‘Do things right’
On Sunday, Chinese Nationalist Party (KMT) spokeswoman Chiang I-chen (江怡臻) said that Democratic Progressive Party (DPP) Taipei mayoral candidate Chen Shih-chung’s (陳時中) campaign slogan, “Do things right,” was plagiarized from New Taipei City Mayor Hou You-yi (侯友宜). A friend of mine laughed his head off upon hearing the ludicrous news. One cannot help but admire the KMT’s “ingenuity” for coming up with such a notion.
First, “Do things right” is a common expression heard by people at home, on campus or in group activities. Consequently, it is by no means a “monopolized” or “patented” expression that could be used by a select few.
The expression is far from a quote of some grand master of management, but the most mundane, down-to-earth language. The KMT is devious enough to claim it as its own, turning anyone who uses it into a copycat. The interesting thing is, the standard for plagiarism seems to be established by the KMT, that it alone could make the call.
It is no wonder that the KMT is continuing with its mudslinging, given that DPP Taoyuan mayoral candidate Lin Chih-chien’s (林智堅) thesis has already been sent for review by the judiciary.

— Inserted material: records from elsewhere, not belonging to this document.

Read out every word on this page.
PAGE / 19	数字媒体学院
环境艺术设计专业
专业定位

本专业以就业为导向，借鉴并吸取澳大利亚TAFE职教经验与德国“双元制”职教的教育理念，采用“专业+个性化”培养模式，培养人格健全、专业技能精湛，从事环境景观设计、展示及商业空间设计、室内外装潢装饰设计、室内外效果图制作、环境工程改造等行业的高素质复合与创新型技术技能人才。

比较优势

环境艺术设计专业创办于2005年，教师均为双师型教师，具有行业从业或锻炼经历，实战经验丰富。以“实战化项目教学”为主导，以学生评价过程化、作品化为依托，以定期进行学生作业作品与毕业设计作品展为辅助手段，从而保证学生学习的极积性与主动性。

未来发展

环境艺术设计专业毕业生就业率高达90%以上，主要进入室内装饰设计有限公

Second, “Doing things right” is not a slogan, but carrying out one’s promise. While Hou has almost turned the expression into his personal catchphrase, did he actually deliver on his promises?
With Hou’s COVID-19 pandemic prevention policy, for example, the public had been misled into believing that New Taipei City was well-prepared for any situation, as Hou had previously proposed various measures, such as lockdowns, pre-emptive measures and mobile hospitals.
However, after the outbreak, New Taipei City has shown that it was far from prepared: It had a shortage of quarantine stations, pitiful at-home COVID-19 test kits (compared with other cities) and the highest number of COVID-19 cases day after day. The funny thing is Hou’s disease prevention policy was given a high rating by fellow KMT members.
The most baffling thing is the En En (恩恩) case remains unsolved, yet the KMT considers Hou’s performance as “Doing things right.” Perhaps this is the KMT’s idea of doing things right?